"We shall figure in them one of these days, I dare say, my dear fellow; that is one consolation."
"But we have another."
"What is that?"
"We might have found him strong, well-to-do, and in perfect health, which would, I admit, have been all very well for him, but rather disagreeable for us. On the contrary he is in a deplorable state, and, to speak frankly, our jealousy has no longer any locus standi."
"Our execution is only postponed," observed M. de Morin. "We have been told that none of his wounds are serious, and that the fever will leave him when he reaches the high ground. In a few days perhaps—"
"In a few days, my dear de Morin," added Périères, "the husband will doubtless be cured, but the wife will not."
"What do you mean?"
"My meaning is simple enough. To-day Madame de Guéran only beholds in her husband a wounded man, an invalid, almost at death's-door, whom it is her mission to recall to life. As soon as his health shall have been re-established, the husband will re-appear, and the sister of charity, a wife once more, will call him to account somewhat severely. She was only too ready to forget the errors, to use a mild word, of M. de Guéran, so long as she believed him dead or in captivity; she will remember them on the day of his restoration to life and health. She cannot conceal from herself that he left her very cavalierly, at the end of two years only of married life, to run about the world, and she already looks upon herself as having been rather a fool, believe me, for having taken so much trouble and encountered so many dangers to regain possession of an eccentric and fickle husband. Up to this time she has been fulfilling a duty, and she sees nothing but the heroism of her action.

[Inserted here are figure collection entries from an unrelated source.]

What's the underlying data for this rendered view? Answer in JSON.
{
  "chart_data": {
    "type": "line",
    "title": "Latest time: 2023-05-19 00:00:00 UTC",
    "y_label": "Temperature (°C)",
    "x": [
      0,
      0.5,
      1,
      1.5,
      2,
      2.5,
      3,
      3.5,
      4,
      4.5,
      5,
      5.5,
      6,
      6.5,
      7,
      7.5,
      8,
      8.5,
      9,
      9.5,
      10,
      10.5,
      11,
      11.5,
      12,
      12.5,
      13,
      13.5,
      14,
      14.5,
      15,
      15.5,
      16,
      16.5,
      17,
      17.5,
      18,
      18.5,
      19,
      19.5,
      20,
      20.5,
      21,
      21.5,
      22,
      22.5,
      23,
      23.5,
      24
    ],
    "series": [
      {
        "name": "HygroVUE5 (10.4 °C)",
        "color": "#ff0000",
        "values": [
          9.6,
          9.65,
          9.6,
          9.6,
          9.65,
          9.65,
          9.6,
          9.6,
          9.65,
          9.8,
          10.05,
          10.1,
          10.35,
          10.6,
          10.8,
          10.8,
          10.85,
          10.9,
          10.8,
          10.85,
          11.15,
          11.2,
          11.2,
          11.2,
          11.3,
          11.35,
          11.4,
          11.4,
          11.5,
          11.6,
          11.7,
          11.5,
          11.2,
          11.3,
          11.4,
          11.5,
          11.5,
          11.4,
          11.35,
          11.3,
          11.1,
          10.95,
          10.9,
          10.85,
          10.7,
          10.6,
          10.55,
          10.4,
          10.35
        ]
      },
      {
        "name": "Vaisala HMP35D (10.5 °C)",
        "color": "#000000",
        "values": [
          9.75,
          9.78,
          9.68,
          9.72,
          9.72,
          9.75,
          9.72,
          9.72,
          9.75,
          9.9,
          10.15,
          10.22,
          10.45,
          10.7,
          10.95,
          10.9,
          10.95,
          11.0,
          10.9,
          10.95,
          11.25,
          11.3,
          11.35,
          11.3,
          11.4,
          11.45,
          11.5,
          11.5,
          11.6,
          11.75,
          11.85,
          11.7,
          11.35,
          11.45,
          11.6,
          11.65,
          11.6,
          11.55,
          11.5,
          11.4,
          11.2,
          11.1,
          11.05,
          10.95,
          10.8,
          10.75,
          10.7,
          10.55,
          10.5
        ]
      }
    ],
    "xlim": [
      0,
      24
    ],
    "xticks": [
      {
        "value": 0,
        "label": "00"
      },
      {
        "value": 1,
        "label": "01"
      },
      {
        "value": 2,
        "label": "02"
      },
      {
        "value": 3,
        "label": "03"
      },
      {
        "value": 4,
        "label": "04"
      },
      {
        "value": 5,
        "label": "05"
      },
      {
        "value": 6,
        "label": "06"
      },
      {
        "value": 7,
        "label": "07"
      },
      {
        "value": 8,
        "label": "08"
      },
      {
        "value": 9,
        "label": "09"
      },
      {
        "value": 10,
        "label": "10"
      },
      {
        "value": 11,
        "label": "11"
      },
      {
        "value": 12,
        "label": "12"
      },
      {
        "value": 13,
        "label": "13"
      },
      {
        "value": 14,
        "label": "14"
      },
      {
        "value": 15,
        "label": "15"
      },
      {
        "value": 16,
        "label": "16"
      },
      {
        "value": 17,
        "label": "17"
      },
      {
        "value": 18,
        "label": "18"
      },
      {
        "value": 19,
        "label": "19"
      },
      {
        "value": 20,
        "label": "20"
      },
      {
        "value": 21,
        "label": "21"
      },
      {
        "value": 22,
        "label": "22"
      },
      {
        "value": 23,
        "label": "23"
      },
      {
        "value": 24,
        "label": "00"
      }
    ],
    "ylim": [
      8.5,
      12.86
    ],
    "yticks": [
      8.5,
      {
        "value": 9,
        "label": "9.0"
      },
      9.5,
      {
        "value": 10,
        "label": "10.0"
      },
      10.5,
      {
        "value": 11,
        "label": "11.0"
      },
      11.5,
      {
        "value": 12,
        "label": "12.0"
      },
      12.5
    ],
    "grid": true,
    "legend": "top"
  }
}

The heroism disappears with the fulfilment of the duty, and then the minor points of the subject will come to the surface.
"If she had found him still in the power of some terrible African potentate, reduced to slavery and more or less in durance vile, she would have been satisfied. But she surprised him in the midst of a tribe of very attractive women, or very uncommon, as you will admits One of them, their Queen by right both of birth and beauty, appears to love him to the verge of criminality. For fear he should escape her, she throws herself upon him, tears him in pieces like a wild beast, and if she does not kill him it is only because she is robbed of her prey. Madame de Guéran is fully alive to these—petty details, shall we call them? She is very keen, and nothing escapes her. She has divined what she has not seen, and she admits, as we do, that the Baron, to have inspired so sanguinary a passion, must for his part have afforded some grounds for it.
"She does not look upon him as criminal; so much I will concede. She is far too intelligent not to understand the difficulties of the situation, and the necessities of slavery; but she will for a long, long time, perhaps for ever, resent his having placed himself in such a position. There was nothing to compel him to leave Paris and expose himself to all these adventures. 'He ought not to have been, and gone, and done it,' she will say to herself, if she is aware of that vulgar phrase. We must also make due allowance for womanly pride, and the peculiar delicacy of Madame de Guéran. She cannot feel flattered at being the successor of a native of equatorial Africa. Rest assured that the recollection of this female savage will haunt her throughout the remainder of her life, and will be a perpetual moral shower bath. Queen Walinda is lovely in our eyes, and especially so in those of the susceptible Dr. Delange, but, as a woman, she does not exist, so far as Madame de Guéran is concerned. She is a being of some sort, a fine animal of the ape tribe, overlooked by naturalists in their classifications, and the Baroness will ever experience a feeling of repulsion towards the man who for six months took up his abode in the den of this semi-wild animal.